Volume 2: October 2014

Boxtillation and the War on Packaging    

              Kay Cowley is a practicing artist and lecturer in the Art Department at UNAM

ARTWOLFE: How have you found the process of being here?

Kay: It was scary. There was quite a lot of antic- ipation leading up to it. All the Namibians were trying to find out who the other Namibians are. I think that having an opportunity like this on an international platform was something that I couldn’t miss out on. When the PDC organisers approached me, because I had done an interactive installation (Desert Rain) for Land Matters, 2013, I could not pass up the opportunity.

ARTWOLFE: Who did you find interacted most with your work?

Kay: Well obviously the comedian, Chicken, and then the student assistants. They helped me set up the installation. They did the stencilling. They helped me with the weaving. They also saved catering packaging they had collected over the last week that we incorporated into the work. Children are obviously the most spontaneous participants – they still remember how to play.

ARTWOLFE: Yes, in participatory art emphasis is often put on audience experience, but there is also the participation of collaborators making the work. What do you make of this?

Kay: You can’t make interactive art on your own. When I was a student at university, during apartheid, there was the concept of ‘the Artist’ living alone in an ivory tower. When I moved back home after independence I discovered Namibia’s art community, the diversity of skills and interests that tie it together and I was able to engage with so many different materials and processes and environments.

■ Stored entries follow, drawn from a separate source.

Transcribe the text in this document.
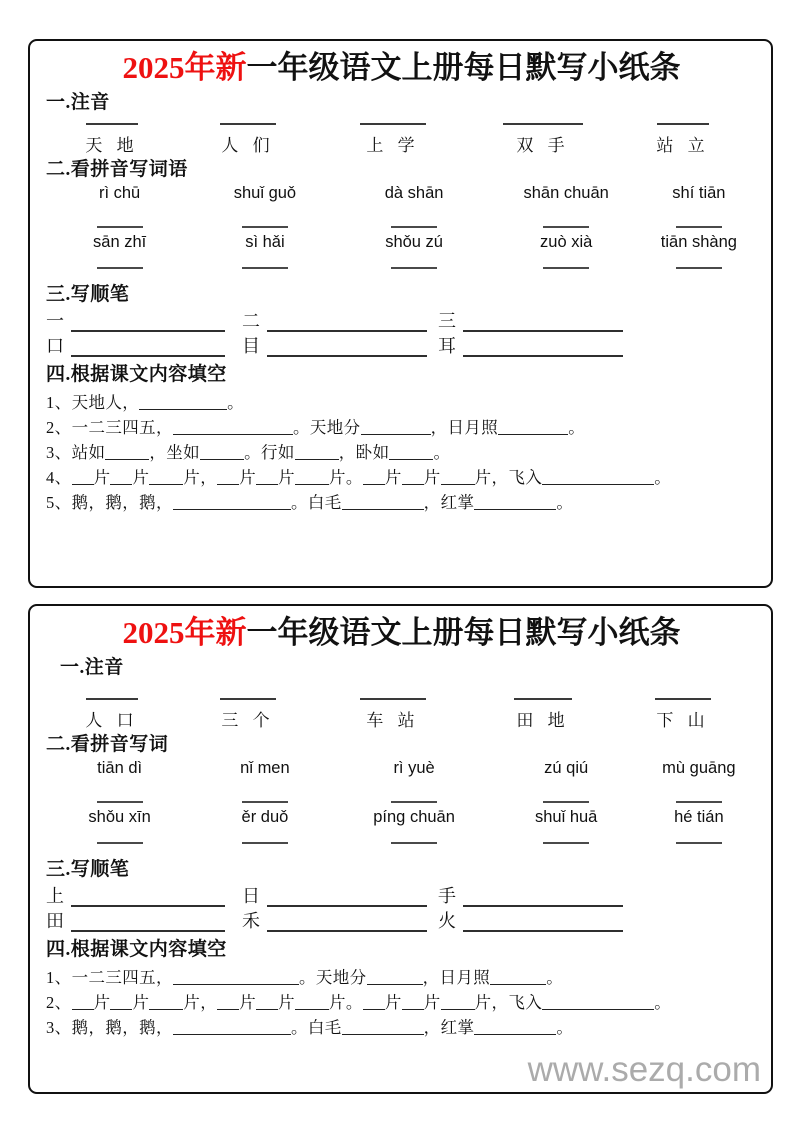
2025年新一年级语文上册每日默写小纸条
一.注音
天 地	人 们	上 学	双 手	站 立
二.看拼音写词语
rì chū	shuǐ guǒ	dà shān	shān chuān	shí tiān
sān zhī	sì hǎi	shǒu zú	zuò xià	tiān shàng
三.写顺笔
一	二	三
口	目	耳
四.根据课文内容填空
1、天地人，	。
2、一二三四五，	。天地分	，日月照	。
3、站如	，坐如	。行如	，卧如	。
4、 片 片 片， 片 片 片。 片 片 片，飞入	。
5、鹅，鹅，鹅，	。白毛	，红掌	。
2025年新一年级语文上册每日默写小纸条
一.注音
人 口	三 个	车 站	田 地	下 山
二.看拼音写词
tiān dì	nǐ men	rì yuè	zú qiú	mù guāng
shǒu xīn	ěr duǒ	píng chuān	shuǐ huā	hé tián
三.写顺笔
上	日	手
田	禾	火
四.根据课文内容填空
1、一二三四五，	。天地分	，日月照	。
2、 片 片 片， 片 片 片。 片 片 片，飞入	。
3、鹅，鹅，鹅，	。白毛	，红掌	。
www.sezq.com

Art became a social and interactive process. As an artist this was a really valuable experience. Interactive installations require you to be creative with other people, a range of people, not just artists. You collaborate with students, with people from other professions and with digital interfaces. It amplifies the energy. You get ideas from others and you can come up with a much more multi-dimensional work.

ARTWOLFE: Do you have any other comments? Kay: It was also really great to participate in the other installations – being a participant – not just the conceptualiser or creator. In fact I am so excited that I’m finally going to be exposed to interactive installations by the contemporary international community. I feel so blessed to have had this experience. The PDC organisers were wonderful, supportive and also inspirational!